The Cognitive Boundaries Framework uses a small vocabulary, but each item and how it interacts with the others is important. Every term below is defined and has examples for both CEO and research audiences.
The Three Boundaries
Every Agent (an entity, whether human, AI, a cell, or a collection of these) has three Boundaries. Together they define the category.
- Computational Boundary — what the Agent can sense. The input side: all pathways through which information reaches the Agent from outside itself.
- Cognitive Boundary — what the Agent can model. The middle layer: all the modeling the Agent can do on the information it receives.
- Causal Boundary — what the Agent can affect. The output side: all the ways the Agent can change its surroundings.
Sub-forms and Instance Terms
The Boundaries have sub-forms that carry diagnostic value.
- Actual Input — the specific information crossing the Computational Boundary at a given position and time.
- Actual Output — the specific effect flowing through the Causal Boundary at a given position and time.
- Intrinsic Causal Boundary — the part of the Causal Boundary the Agent carries independent of position. What travels with you.
- Positional Causal Boundary — the part of the Causal Boundary the Agent has because of where it sits. What the position confers.
- Tool — an entity an Agent uses to extend one or more of its Boundaries. The contrastive category to Agent.
Perspectives and Modulators
Every Boundary can be read from two perspectives, and every Agent carries a self-model.
- Frame — the Agent’s self-model of its own Boundaries. What the Agent thinks it can sense, model, and affect.
- Capacity — the outermost Boundary itself. The maximum reach, whether or not it is currently being put to work.
- Realized — what the Agent is actually putting to work. Can touch Capacity but never exceed it.
Composition and Application
When Agents combine, the framework’s central research question appears.
- Composition — what happens when Agents combine. The result is not additive.
- Target Surface — the set of outcomes an Agent wants to see in the world.
- Trapped Intelligence — any gap between what an Agent or Composition has and what it can access or use.
Structural Concepts and Principles
These concepts appear throughout the definitions. Each is a structural claim or analytical convention the framework relies on.
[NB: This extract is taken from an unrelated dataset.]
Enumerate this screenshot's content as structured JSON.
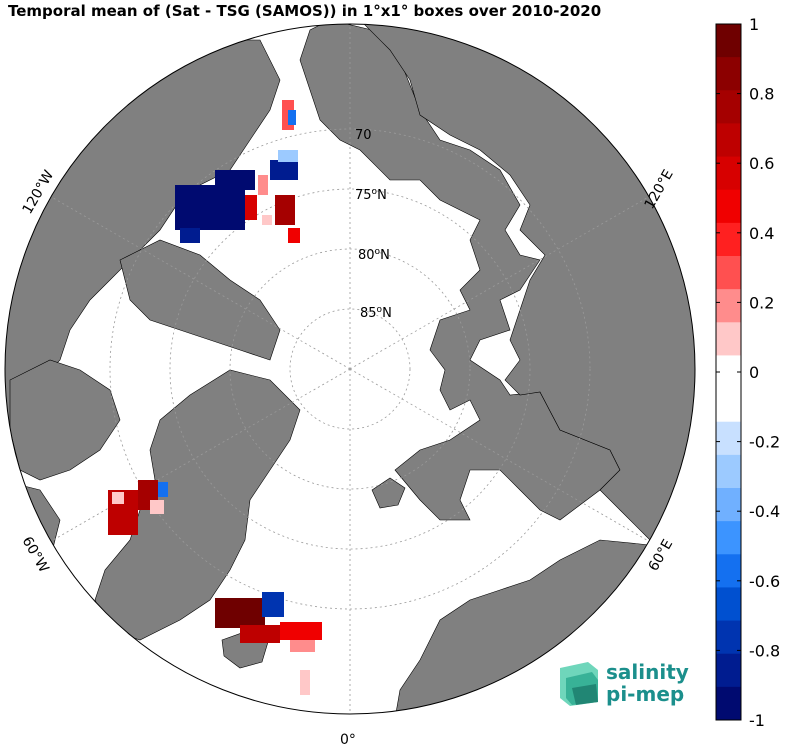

- Franz Ferdinand Effect — when an Agent’s Causal reach exceeds its Cognitive modeling, producing consequences nobody predicted.
- Turtles All The Way Down — the same three-Boundary analysis applies at every scale, recursively.
- Capacity is not Value — closing the gap between Capacity and Realized is not automatically desirable.
- Frozen-in-Ice — the analytical convention that Boundaries are treated as time-and-context-free for analysis.
- Causal-to-Computational Interface — how Agents couple. One Agent’s Causal output becomes another’s Computational input.
- Topology — the structural arrangement of Agents within a Composition. Who is connected to whom.
- Protocol — the rules governing how Agents interact along the edges of a Topology.